The attitude of the Commission in extending the operation of the temporary safe harbour to charitable and not for profit entities not established under the Corporations Act will not be effective to remove personal liability from directors to creditors. Accordingly, Boards of charities and not for profits will need to consider the legislation under which they are established. For example, in New South Wales section 68 of the Associations Corporations Act 2009, provides that a committee member commits an offence and may be personally liable for a debt where it is incurred when the Association was insolvent. The legislation does not provide any safe harbour defence which could limit options available to such entities.

How should directors act?

In practice, in order to satisfy the requirements of the temporary safe harbour provisions of the Corporations Act, the requirements of the ACNC and the requirements of general directors’ duties, the overriding objective of the Boards of charities and not for profits must be to survive and recover.

This would require them to take measures that the directors believe on reasonable grounds will achieve that survival and recovery. Directors should review the entity’s circumstances, make plans to survive and recover and implement those plans, keeping them constantly under review. Given the uncertainties as to the duration and affect of the pandemic, the requirement that the directors have reasonable grounds to believe that the measures they take will result in the desired outcome will be particularly challenging.

Boards will need to ensure that the entity’s business plan and cashflow forecasts are updated, having considered a range of options, and that any measures be formally considered at a Board meeting and properly adopted with detailed minutes being kept.

Boards are encouraged to consider and access government relief and support packages that are being offered.

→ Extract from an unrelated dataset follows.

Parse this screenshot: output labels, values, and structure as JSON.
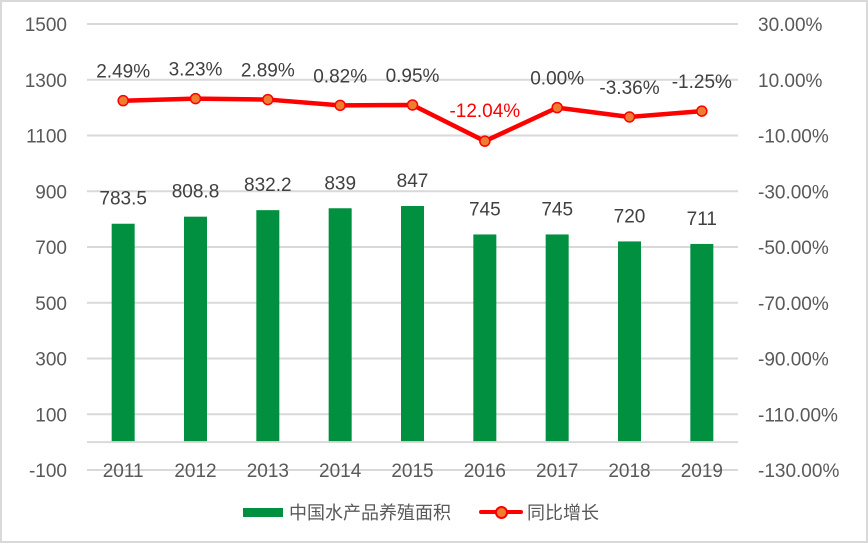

Some of these could assist with immediate cashflow shortfalls. The longer term structural changes facing many operations will require strategic planning and often restructuring. Professional advice should generally be obtained.

There are in general terms three models available to charities and not for profits in distress in the current environment:

  • Restructure and carry on. A restructure might include a merger or amalgamation with another entity with similar objects.
  • Go into hibernation, with the objective of returning to operation when normalcy returns.
  • Use voluntary administration to achieve a restructure under a Deed of Company Arrangement that would otherwise not be achievable.

There a variety of benefits that can be achieved through restructuring the affairs via a merger or amalgamation of two or more organisations, especially where there is alignment of objectives and synergies in operations and assets. These benefits primarily involve a “safer” recapitalisation, improved cost efficiencies due to economies of scale and resolution of non-compliance regulatory issues.

Transactions take time, and will need to follow a proper process testing the market. Members generally need to approve mergers or disposals of core assets, however where the objective is to allow continued operations, the support is usually there. Relevant departmental regulators are consulted where necessary.

In situations of distress, a Voluntary Administrator may be able to expedite a restructure transaction. The process may be shortened in order to save the operation and ensure services continue to the community, with reduced interruption where possible.

For those entities that can see no way of restructuring to allow them to survive and recover, voluntary administration is a first step towards liquidation may be the only safe course for the Board.